I recently wanted to watch a video of myself on the IC website. Not a vanity project, but to see whether I’d mastered the new software; there was no sound! I knew what I’d said and am quite good at lip reading, having been diagnosed with impaired hearing in my 20s. The more I thought about it, the more I realised how much speech, music, sounds of the city and countryside, shooting and bombs add colour for a more rounded picture.

Volume, of the turnover kind – and the old-fashioned noise of face-to-face dealing – is also important in financial markets. I think this is currently being distorted for various reasons. I’m not alone: The Bank of England’s Financial Stability Paper Number 42 published in July 2017 looked at feedback loops in market-based finance (investment funds, dealers, insurance, pension and wealth funds) because banks today account for just half the UK financial system.

Turnover in top-quality bonds shrunk dramatically because of quantitative easing, trillions’ worth of paper withdrawn from circulation – permanently.  Those who usually buy these instruments – life assurers and pension funds – whose inflows are swelling, are forced to pay up amid dwindling supply; they hold the paper until maturity. In fact, the Bank of Japan currently owns an estimated 40 per cent of all outstanding Japanese government bonds, so commercial banks own very few of them, cutting off the simplest way to boost profits or restore balance sheets – borrowing short-term cheaply and investing in super-safe long-dated paper that yields more. You can also see why fixed-income, currencies and commodities trading desks have seen profits tumble lately.

Equities too have seen trillions in stock permanently removed from circulation, share buybacks the culprit here. Pre-1982 in the United States these were classed as ‘market manipulation’. Later that year the Securities Exchange Commission decided this was not so, unleashing a deluge of corporate profits diverted into buying back their own company’s shares – and lining management’s pockets handsomely. It is estimated that in the US alone since 2003 at least $7 trillion has been spent this way. Department stores JC Penny and Macy’s have spent more on buybacks than their businesses are currently worth.

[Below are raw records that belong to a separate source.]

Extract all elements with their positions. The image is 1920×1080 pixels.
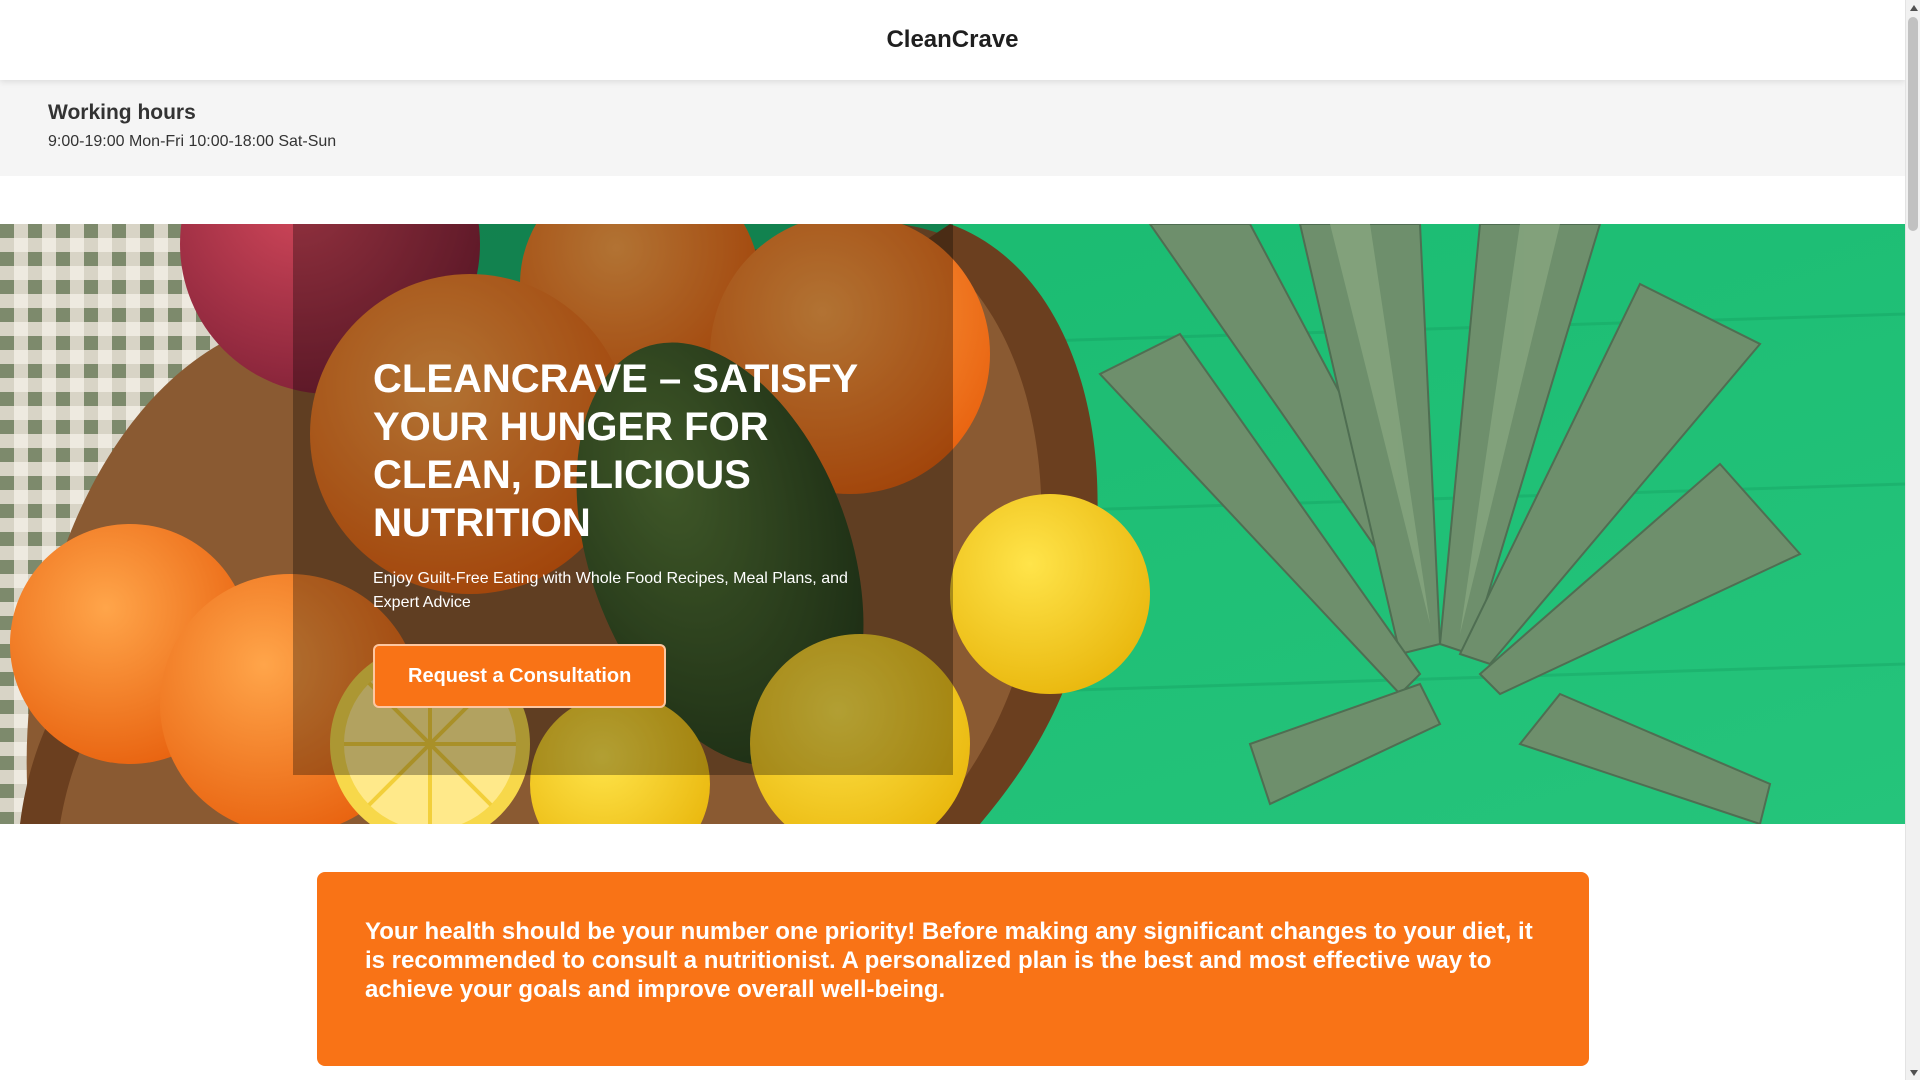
- page: CleanCrave Working hours 9:00-19:00 Mon-…: [0, 0, 1905, 1080]
- scroll-up-arrow-icon[interactable]: [1906, 0, 1920, 15]
- page-scrollbar[interactable]: [1905, 0, 1920, 1080]
- scroll-down-arrow-icon[interactable]: [1906, 1065, 1920, 1080]
- request-consultation-button[interactable]: Request a Consultation: [373, 644, 667, 708]
- hero-title: CLEANCRAVE – SATISFY YOUR HUNGER FOR CLE…: [373, 357, 858, 545]
- brand-logo-link[interactable]: CleanCrave: [886, 26, 1018, 54]
- working-hours-section: Working hours 9:00-19:00 Mon-Fri 10:00-1…: [0, 80, 1905, 176]
- hero-section: CLEANCRAVE – SATISFY YOUR HUNGER FOR CLE…: [0, 224, 1905, 824]
- scrollbar-thumb[interactable]: [1908, 17, 1918, 231]
- health-notice-text: Your health should be your number one pr…: [365, 918, 1533, 1003]
- working-hours-title: Working hours: [48, 101, 196, 124]
- site-header: CleanCrave: [0, 0, 1905, 80]
- health-notice-banner: Your health should be your number one pr…: [317, 872, 1589, 1066]
- hero-content: CLEANCRAVE – SATISFY YOUR HUNGER FOR CLE…: [373, 355, 893, 708]
- hero-subtitle: Enjoy Guilt-Free Eating with Whole Food …: [373, 570, 848, 611]
- working-hours-text: 9:00-19:00 Mon-Fri 10:00-18:00 Sat-Sun: [48, 133, 337, 150]
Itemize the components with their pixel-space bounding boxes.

INSEAD professors Ayes and Olenick studied 269 companies who had carried out buyback operations and concluded: "Buybacks are a way of disinvesting – we call it committing corporate suicide – in a way that rewards activist [hedge funds] and executives, but hurts employees and pensioners."  Triple whammy as dividends are reduced, research and development cut, fewer shares are available so earnings per share rise. The Swiss National Bank, allegedly the biggest ‘hedge fund’ bar none, bought assets equivalent to 125 per cent of GDP to prevent currency appreciation. 

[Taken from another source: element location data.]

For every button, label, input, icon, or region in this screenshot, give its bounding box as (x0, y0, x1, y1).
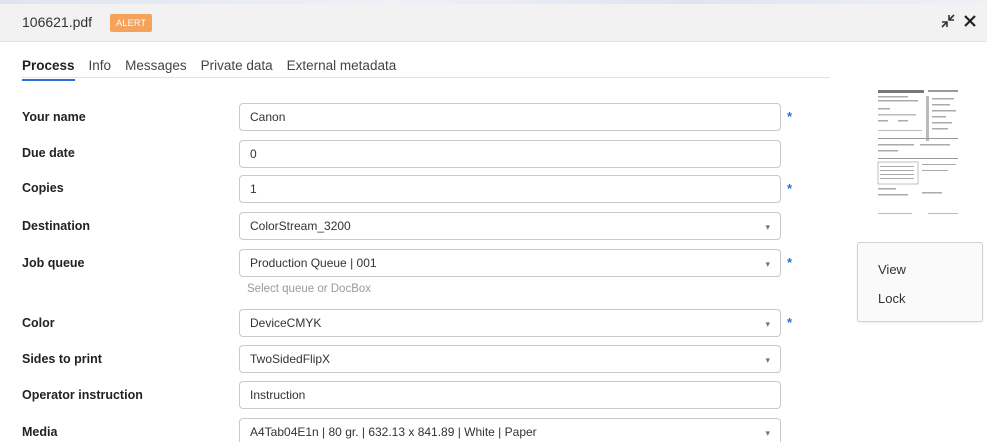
file-title: 106621.pdf (22, 14, 93, 30)
header-icons (941, 14, 977, 28)
media-value: A4Tab04E1n | 80 gr. | 632.13 x 841.89 | … (250, 425, 537, 439)
sides-label: Sides to print (22, 352, 102, 366)
destination-value: ColorStream_3200 (250, 219, 351, 233)
sides-value: TwoSidedFlipX (250, 352, 331, 366)
view-menu-item[interactable]: View (878, 262, 906, 277)
color-label: Color (22, 316, 55, 330)
job-queue-hint: Select queue or DocBox (247, 283, 372, 295)
document-actions-menu: View Lock (857, 242, 983, 322)
operator-instruction-input[interactable]: Instruction (239, 381, 781, 409)
collapse-arrows-icon[interactable] (941, 14, 955, 28)
window-header: 106621.pdf ALERT (0, 4, 987, 42)
due-date-input[interactable]: 0 (239, 140, 781, 168)
required-marker: * (787, 315, 793, 330)
your-name-input[interactable]: Canon (239, 103, 781, 131)
media-label: Media (22, 425, 58, 439)
close-icon[interactable] (963, 14, 977, 28)
chevron-down-icon: ▾ (765, 319, 770, 329)
destination-label: Destination (22, 219, 91, 233)
media-select[interactable]: A4Tab04E1n | 80 gr. | 632.13 x 841.89 | … (239, 418, 781, 442)
required-marker: * (787, 181, 793, 196)
copies-label: Copies (22, 181, 64, 195)
alert-badge: ALERT (110, 14, 153, 32)
chevron-down-icon: ▾ (765, 259, 770, 269)
operator-instruction-label: Operator instruction (22, 388, 143, 402)
chevron-down-icon: ▾ (765, 355, 770, 365)
required-marker: * (787, 255, 793, 270)
job-queue-label: Job queue (22, 256, 85, 270)
your-name-label: Your name (22, 110, 86, 124)
color-select[interactable]: DeviceCMYK ▾ (239, 309, 781, 337)
color-value: DeviceCMYK (250, 316, 322, 330)
destination-select[interactable]: ColorStream_3200 ▾ (239, 212, 781, 240)
chevron-down-icon: ▾ (765, 222, 770, 232)
job-queue-value: Production Queue | 001 (250, 256, 377, 270)
document-thumbnail[interactable] (876, 88, 962, 218)
required-marker: * (787, 109, 793, 124)
due-date-label: Due date (22, 146, 75, 160)
tabs-divider (22, 77, 830, 78)
copies-input[interactable]: 1 (239, 175, 781, 203)
chevron-down-icon: ▾ (765, 428, 770, 438)
job-queue-select[interactable]: Production Queue | 001 ▾ (239, 249, 781, 277)
sides-select[interactable]: TwoSidedFlipX ▾ (239, 345, 781, 373)
lock-menu-item[interactable]: Lock (878, 291, 905, 306)
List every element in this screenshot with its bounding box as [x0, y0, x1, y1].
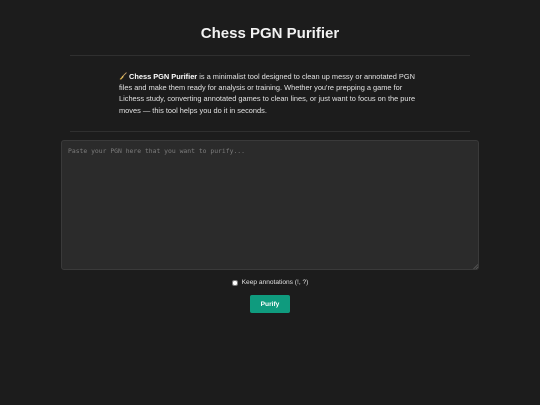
keep-annotations-checkbox[interactable]: [231, 279, 238, 286]
broom-icon: [119, 72, 127, 80]
divider-top: [70, 55, 470, 56]
pgn-input[interactable]: [61, 140, 479, 270]
intro-brand: Chess PGN Purifier: [129, 72, 198, 81]
divider-bottom: [70, 131, 470, 132]
keep-annotations-option[interactable]: Keep annotations (!, ?): [0, 279, 540, 286]
page: Chess PGN Purifier Chess PGN Purifier is…: [0, 0, 540, 405]
intro-paragraph: Chess PGN Purifier is a minimalist tool …: [119, 71, 419, 116]
purify-button[interactable]: Purify: [250, 295, 290, 313]
page-title: Chess PGN Purifier: [200, 25, 340, 42]
keep-annotations-label: Keep annotations (!, ?): [241, 279, 309, 286]
resize-grip-icon[interactable]: [473, 264, 478, 269]
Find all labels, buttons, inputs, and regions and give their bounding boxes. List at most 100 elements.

Rarity value is easily understood, reflected in the $400m paid last week for one of just 20 paintings by Leonardo da Vinci. Or as the old saying goes: buy land, they ain’t making it any more. Scarcity, though, is a double-edged sword because few transactions mean no one’s sure what anything’s worth. Buyers then make derisory bids for fear of being duped, and sellers are deluded into asking silly money for an asset they’re not even sure they want to sell.

Thin markets can lead to overtrading, attempting to make a predetermined return on lower turnover. It also means that big orders cannot be executed, so fund redemptions are suspended.